Listening circles are inspired by Native American councils, traditional tribal ceremonies in which community members sit in a circle and pass around an eagle feather, talking stick, or other sacred totem to indicate whose turn it is to speak. Everyone has the chance to speak but no one is obligated, and if someone prefers to remain silent they simply pass the feather along. The session is over when everyone who wishes to speak has been heard.
Listening to understand means listening not to respond, but strictly to learn. As former IBM CEO Sam Palmisano once put it: “I learned to listen by having only one objective: comprehension. I was only trying to understand what the person was trying to convey to me. I wasn’t listening to critique. I wasn’t listening to object. I wasn’t listening to convince. I was listening solely for comprehension.”

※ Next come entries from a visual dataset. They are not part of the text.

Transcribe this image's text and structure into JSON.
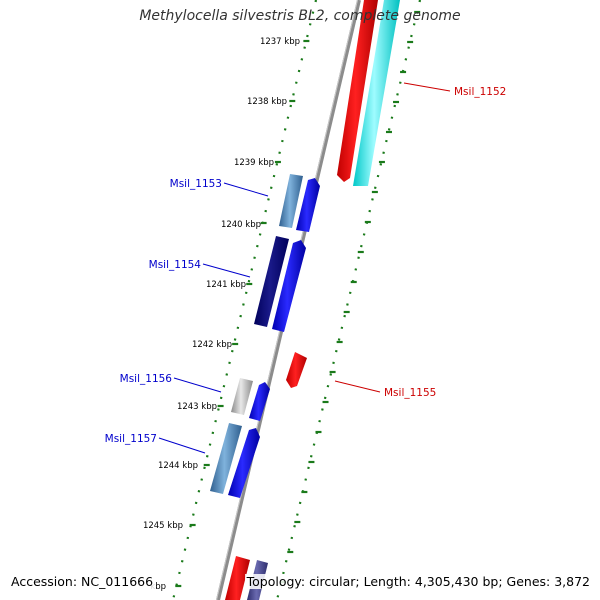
{
  "title": "Methylocella silvestris BL2, complete genome",
  "footer": {
    "accession": "Accession: NC_011666",
    "topology": "Topology: circular; Length: 4,305,430 bp; Genes: 3,872"
  },
  "colors": {
    "backbone": "#8c8c8c",
    "tick": "#1a7a1a",
    "label_forward": "#0000cc",
    "label_reverse": "#cc0000"
  },
  "kbp_labels": [
    "1237 kbp",
    "1238 kbp",
    "1239 kbp",
    "1240 kbp",
    "1241 kbp",
    "1242 kbp",
    "1243 kbp",
    "1244 kbp",
    "1245 kbp",
    "kbp"
  ],
  "genes": [
    {
      "label": "Msil_1152",
      "strand": "reverse"
    },
    {
      "label": "Msil_1153",
      "strand": "forward"
    },
    {
      "label": "Msil_1154",
      "strand": "forward"
    },
    {
      "label": "Msil_1155",
      "strand": "reverse"
    },
    {
      "label": "Msil_1156",
      "strand": "forward"
    },
    {
      "label": "Msil_1157",
      "strand": "forward"
    }
  ]
}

Practice perspective-taking
Deep listening also means transcending the limits of our own perspective in order to truly understand and empathize with another person’s thoughts and feelings — a process known as “perspective-taking.”
Perspective-taking helps build relationships, creates a shared understanding, and improves connectedness among team members. It’s also been shown to help with conflict resolution and negotiation, and decrease prejudice and stereotyping. Perspective taking means suspending our own frame of reference to see the world through another’s eyes.
But perspective-taking is hard — and being in a position of power makes it even harder. Because of their place in the organizational hierarchy, leaders can be out of touch with the routine vulnerabilities that rank-and-file employees face. There’s an undeniable cognitive impact of this structural power, and it can influence how leaders perceive those lower on the organizational chart.
That’s why deep listening means responding, at most, by restating what we hear to confirm that we understand or by asking open-ended questions motivated solely by empathy and compassion. It means not assuming we know how someone feels, and not filtering the speaker’s experience through the lens of our own experiences. In the end, it means quieting internal judgments so we can be more fully open to another’s point of view.
Listen with a growth mindset
Of course, listening isn’t enough. Organizations must follow with bold action that achieves real change — and leaders should quickly communicate what those changes will be to provide certainty to employees about what to expect.
All of this requires humility and a growth mindset. For leaders and employees alike, deep listening necessitates finding the strength to receive difficult feedback graciously, especially if what they hear is not what they expected.
Growth mindset means focusing not on proving yourself, but improving yourself. Leaders can do this by focusing first on learning and understanding, and then on reimagining — not with guilt about past blunders, but with hope and resolve. They must recognize that organizations, like people, can leverage difficult feedback to learn, change, and grow into something better than they were before.